Za Kielecką 45 Federacja Rosyjska ma zapłacić ponad 7,6 mln zł z odsetkami. Sobieskiego 100 natomiast ma opuścić, zwrócić Polsce i zapłacić ponad 7,8 mln zł z odsetkami. To tajemniczy budynek, zdecydowanie ciekawszy od Kieleckiej 45.

Każdy z mieszkańców Mokotowa może go sobie obejrzeć.To tzw. kaskadowiec o wysokości od 8-10 pięter. Stoi sobie od wielu lat rzekomo nieużytkowany i… straszy? budzi niezdrowe emocje? porusza umysły zwolenników spiskowych teorii?
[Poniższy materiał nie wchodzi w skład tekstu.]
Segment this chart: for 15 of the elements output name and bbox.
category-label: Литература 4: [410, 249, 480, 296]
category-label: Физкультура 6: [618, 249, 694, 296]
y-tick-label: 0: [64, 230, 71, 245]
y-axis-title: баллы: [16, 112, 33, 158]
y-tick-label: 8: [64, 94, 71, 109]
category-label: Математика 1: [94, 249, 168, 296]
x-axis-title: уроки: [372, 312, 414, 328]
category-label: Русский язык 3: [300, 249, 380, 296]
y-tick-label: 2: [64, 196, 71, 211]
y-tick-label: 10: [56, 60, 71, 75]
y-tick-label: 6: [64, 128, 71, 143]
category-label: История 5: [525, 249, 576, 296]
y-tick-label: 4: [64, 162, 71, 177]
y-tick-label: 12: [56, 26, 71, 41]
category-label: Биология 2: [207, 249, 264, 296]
Wszystko w jednym. I jedno jest pewne: był we władaniu ambasady Federacji Rosyjskiej , o czym jeszcze świadczy tabliczka z odpowiednią informacją, że obiekt znajduje się pod ochroną (uwaga!) oddziału specjalnego Policji. Której? Naszej czy rosyjskiej?

Rosjanie wynajmowali ten budynek dla swoich dyplomatów w latach 80. ubiegłego stulecia. Dla dyplomatów i dla swoich służb specjalnych działających na terenie Polski. Co do tego nie ma żadnej wątpliwości, ponieważ odpowiednie nasze służby znalazły na miejscu sporo świadczących o tym śladów.

Kiedy upadł Związek Radziecki i dom opuścili dyplomaci i… szpiedzy, zajęła się nim spółka Fart, która zatrudniała byłych pracowników Centrali Handlu Zagranicznego i PGNiG, którzy negocjowali umowy gazowe z Rosją. Spółka była na tyle “dyskusyjna”, że zajęła się nią ABW. Spółka zresztą za chwilę z tego terenu znikła, a pojawił się klub “Sotka”. Żeby do niego się dostać, trzeba było mieć odpowiednią przepustkę albo rosyjski paszport! Taka ciekawostka. Bo przecież Rosjan tam już oficjalnie nie było!

Dzisiaj sytuacja jest taka, że Rosja - jak to się mówi - korzysta z budynku bezumownie, za co Skarb Państwa domaga się ponad 8 mln złotych (doszły wspomniane odsetki) tytułem zaległego czynszu za lata 2012-15. Wiele bowiem świadczy o tym, że korzysta. Byli w nim zresztą śmiałkowie, którzy znaleźli ślady zamieszkania KOGOŚ w okresie, kiedy NIKOGO tam już być nie powinno, m.in. rosyjskie gazety, sprawne gaśnice, czynne - i używane - węzły sanitarne.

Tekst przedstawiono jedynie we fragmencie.